Babam otoriterdi ama sevgi doluydu. Benim oğlumla olduğum gibi arkadaştık diyemem ama babam tam bir aile babasıydı.

* Peki annenle ilişkin nasıldı?
Annem müthiş çalışkan bir ev hanımıydı. Annesi ve babası da bizimle yaşadığı için bütün iş onun omuzlarındaydı. Annemin babası manifaturacıydı. Kendimi bildim bileli, dedemin şoförlü bir arabası vardı. Hattâ, Atatürk İzmir'e geldiği zaman dedemin arabası ona tahsis edilirmiş. Zaten o zaman İzmir'de sadece 8 tane özel araba varmış. Atatürk İzmir'den ayrıldıktan sonra dedem arabayla gezmekten çekinmiş; çünkü halk, Atatürk'ü içinde zannederek selâm verirmiş.

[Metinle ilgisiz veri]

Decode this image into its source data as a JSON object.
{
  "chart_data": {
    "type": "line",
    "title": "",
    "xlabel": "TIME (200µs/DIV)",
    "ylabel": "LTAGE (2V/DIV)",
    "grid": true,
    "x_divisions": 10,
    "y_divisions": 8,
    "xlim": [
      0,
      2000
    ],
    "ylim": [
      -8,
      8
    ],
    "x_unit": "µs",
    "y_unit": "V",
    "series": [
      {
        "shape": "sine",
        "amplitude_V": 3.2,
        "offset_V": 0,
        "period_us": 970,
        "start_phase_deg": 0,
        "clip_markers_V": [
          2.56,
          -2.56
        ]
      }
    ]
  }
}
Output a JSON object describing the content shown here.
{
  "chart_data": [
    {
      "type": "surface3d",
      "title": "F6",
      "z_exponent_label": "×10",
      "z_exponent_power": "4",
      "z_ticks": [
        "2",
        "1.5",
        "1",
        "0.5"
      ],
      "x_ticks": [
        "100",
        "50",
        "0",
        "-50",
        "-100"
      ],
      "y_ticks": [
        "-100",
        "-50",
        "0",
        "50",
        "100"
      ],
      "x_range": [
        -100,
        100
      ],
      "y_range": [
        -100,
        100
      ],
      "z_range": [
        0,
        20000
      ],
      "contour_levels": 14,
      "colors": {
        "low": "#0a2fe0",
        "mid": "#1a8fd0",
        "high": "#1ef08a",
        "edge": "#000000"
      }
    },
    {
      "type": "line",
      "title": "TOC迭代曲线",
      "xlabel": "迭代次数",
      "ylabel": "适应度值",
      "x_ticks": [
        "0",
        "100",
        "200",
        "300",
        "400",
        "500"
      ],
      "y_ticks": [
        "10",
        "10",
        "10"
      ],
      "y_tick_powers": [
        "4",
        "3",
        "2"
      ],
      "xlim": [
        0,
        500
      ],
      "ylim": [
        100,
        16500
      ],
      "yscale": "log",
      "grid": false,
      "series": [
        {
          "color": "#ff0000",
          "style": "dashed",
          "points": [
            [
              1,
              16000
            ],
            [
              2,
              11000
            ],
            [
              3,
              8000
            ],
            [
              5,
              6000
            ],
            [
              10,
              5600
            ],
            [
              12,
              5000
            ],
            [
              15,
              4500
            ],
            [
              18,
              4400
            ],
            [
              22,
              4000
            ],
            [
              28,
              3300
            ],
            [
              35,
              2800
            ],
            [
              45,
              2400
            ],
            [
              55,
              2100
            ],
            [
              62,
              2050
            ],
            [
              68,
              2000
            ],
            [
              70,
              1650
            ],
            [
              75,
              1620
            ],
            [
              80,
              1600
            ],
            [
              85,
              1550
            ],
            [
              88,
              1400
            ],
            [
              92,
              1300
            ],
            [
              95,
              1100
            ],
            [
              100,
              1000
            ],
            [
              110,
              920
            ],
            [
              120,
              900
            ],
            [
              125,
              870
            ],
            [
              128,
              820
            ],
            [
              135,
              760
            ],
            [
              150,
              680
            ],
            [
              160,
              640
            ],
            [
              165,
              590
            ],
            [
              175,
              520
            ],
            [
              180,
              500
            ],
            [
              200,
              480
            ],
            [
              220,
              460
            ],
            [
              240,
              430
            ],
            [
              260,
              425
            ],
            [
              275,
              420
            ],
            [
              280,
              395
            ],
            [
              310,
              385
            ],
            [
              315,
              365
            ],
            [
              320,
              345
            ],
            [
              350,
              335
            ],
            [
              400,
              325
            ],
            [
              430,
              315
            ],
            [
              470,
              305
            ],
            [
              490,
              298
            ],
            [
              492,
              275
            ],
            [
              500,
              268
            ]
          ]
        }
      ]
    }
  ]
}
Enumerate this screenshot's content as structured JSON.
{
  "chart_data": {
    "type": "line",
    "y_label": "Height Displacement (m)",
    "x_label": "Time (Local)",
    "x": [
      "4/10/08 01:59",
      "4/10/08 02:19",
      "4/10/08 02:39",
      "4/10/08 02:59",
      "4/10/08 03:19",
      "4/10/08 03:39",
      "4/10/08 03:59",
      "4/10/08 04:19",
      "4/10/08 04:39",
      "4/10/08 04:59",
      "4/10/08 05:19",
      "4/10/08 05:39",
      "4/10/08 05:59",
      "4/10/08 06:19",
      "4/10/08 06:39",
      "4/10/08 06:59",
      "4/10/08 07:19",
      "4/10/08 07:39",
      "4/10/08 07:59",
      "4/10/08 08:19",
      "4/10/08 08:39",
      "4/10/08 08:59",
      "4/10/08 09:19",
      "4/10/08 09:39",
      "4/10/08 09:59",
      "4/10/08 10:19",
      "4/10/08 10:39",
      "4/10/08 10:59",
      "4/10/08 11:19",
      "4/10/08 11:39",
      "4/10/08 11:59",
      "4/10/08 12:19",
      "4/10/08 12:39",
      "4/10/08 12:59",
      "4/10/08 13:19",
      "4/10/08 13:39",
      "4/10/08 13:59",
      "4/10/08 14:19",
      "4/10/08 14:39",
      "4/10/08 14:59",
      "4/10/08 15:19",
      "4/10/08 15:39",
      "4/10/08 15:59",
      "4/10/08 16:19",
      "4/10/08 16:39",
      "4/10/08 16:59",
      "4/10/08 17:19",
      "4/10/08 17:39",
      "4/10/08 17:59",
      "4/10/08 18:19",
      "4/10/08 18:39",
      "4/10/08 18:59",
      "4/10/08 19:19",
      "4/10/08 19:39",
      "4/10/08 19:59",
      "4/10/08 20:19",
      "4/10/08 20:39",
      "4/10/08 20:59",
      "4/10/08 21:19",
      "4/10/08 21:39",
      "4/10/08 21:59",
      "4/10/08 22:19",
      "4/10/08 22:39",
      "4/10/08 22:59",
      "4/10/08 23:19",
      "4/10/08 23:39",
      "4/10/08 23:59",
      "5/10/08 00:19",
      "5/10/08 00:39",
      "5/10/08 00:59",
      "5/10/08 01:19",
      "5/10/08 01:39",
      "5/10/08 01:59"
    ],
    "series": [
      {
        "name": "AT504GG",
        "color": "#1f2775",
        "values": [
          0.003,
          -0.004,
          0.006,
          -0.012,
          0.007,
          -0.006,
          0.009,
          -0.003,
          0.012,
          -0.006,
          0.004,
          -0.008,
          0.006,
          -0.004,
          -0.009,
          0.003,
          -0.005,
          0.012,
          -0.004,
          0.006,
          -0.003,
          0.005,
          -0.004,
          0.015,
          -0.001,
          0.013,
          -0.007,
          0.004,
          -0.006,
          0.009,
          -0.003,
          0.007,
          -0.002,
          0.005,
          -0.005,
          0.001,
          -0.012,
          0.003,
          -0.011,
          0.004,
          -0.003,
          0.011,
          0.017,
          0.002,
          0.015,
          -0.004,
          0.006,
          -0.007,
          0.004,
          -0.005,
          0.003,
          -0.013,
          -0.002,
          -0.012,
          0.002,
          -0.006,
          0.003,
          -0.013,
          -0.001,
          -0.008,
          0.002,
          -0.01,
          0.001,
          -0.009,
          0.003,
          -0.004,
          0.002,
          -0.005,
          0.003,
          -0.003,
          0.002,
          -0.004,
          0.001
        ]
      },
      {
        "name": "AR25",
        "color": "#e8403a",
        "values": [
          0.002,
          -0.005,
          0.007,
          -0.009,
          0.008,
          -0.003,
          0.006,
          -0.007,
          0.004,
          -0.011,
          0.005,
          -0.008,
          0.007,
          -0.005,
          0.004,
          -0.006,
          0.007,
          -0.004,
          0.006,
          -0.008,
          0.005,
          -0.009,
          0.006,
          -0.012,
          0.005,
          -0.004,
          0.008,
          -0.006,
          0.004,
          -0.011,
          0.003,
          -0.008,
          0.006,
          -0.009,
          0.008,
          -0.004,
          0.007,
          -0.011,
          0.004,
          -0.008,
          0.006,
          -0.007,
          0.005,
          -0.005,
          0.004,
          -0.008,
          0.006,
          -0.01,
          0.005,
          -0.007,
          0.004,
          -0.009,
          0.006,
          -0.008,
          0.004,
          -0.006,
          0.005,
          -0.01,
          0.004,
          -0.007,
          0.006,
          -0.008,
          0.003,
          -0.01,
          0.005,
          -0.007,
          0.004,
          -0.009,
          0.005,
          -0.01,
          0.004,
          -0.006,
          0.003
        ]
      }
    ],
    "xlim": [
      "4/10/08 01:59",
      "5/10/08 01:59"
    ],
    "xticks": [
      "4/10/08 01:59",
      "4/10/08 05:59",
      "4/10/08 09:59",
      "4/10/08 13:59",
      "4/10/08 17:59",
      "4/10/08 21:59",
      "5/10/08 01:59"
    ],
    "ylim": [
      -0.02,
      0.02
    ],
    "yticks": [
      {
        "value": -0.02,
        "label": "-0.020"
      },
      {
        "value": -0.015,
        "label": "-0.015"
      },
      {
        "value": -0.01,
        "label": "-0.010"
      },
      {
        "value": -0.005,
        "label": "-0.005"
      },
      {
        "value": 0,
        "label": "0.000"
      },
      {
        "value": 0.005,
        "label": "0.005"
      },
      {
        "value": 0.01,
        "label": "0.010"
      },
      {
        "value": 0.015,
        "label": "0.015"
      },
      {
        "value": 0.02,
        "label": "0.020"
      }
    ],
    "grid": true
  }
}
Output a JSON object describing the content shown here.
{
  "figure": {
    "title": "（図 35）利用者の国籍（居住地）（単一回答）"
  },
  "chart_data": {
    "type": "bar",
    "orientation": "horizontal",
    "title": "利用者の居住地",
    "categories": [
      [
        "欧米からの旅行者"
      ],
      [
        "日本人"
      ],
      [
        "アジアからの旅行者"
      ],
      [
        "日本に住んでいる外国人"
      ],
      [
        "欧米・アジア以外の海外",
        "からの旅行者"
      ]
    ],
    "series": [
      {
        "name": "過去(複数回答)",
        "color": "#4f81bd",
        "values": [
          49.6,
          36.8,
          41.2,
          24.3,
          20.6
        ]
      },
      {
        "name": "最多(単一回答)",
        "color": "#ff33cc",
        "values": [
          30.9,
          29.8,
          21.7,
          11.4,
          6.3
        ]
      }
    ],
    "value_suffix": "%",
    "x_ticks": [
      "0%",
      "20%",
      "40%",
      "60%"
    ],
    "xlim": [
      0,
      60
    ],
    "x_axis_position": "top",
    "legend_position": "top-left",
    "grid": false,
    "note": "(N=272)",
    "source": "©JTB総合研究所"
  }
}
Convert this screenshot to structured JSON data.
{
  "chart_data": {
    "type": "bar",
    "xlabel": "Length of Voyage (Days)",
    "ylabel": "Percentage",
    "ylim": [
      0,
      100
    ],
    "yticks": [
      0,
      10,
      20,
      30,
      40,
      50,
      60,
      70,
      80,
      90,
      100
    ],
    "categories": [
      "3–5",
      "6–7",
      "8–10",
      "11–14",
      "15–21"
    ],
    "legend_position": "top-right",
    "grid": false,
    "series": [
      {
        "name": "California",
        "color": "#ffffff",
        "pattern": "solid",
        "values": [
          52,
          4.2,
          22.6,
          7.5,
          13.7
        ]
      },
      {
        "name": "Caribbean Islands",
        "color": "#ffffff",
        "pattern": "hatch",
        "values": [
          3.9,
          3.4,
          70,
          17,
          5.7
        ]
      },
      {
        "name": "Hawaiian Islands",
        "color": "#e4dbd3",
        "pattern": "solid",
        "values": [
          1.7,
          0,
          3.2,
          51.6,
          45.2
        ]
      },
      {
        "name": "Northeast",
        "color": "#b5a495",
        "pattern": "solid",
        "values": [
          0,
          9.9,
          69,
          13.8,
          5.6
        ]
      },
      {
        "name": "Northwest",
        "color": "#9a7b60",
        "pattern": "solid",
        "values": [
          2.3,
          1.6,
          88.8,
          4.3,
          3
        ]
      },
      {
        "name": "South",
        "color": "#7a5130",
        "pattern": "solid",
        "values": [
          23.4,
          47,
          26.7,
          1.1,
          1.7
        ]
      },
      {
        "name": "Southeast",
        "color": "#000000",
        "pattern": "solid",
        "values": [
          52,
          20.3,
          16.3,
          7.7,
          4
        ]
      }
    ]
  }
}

* Neşeli bir aile miydiniz?
Tabii... Babam için belli bir saatte evde olmak çok önemliydi. Masaya hep beraber otururduk. Biz her şeyi, bütün aile ile paylaşırdık. Sinemaya ve çok nadir olsa da, tiyatroya beraber gidilirdi.

* 10 yaşına kadar mı İzmir'de kaldın?
Evet ama arada 2 yıllık bir dönem vardır ki o da bizim ailemiz için çok hoş bir dönemdir. 1949 senesinde babam tüberküloz ihtisasını yapmak için İtalya'ya gitti. Biz de ailece iki yıl Roma'da yaşadık.

* Hatırlıyor musun Roma'yı?
Hayal meyal hatırlıyorum. Roma'da, büyük ölçüde babamın imkânlarıyla yaşadık. Annemin babasının imkânları daha fazlaydı ama, babam kendi imkânlarımızla yaşamayı tercih etti. 2 yıl annem, babam ve ablamla tek odada yaşadık.

* Ablan yaptığın yaramazlıkları saymakla bitiremiyor...
Benimki yaramazlıktan çok muziplikti. Ama annem bana daima kendisini, başkalarının yanında hiç mahcup etmediğimi söylerdi.

GECELERİ AĞLARDIM...
* Nasıl muziplikti bunlar?
Ne bileyim, mesela kuzenim nişanlısıyla telefonla konuşurken iner paralelden onları dinlerdim...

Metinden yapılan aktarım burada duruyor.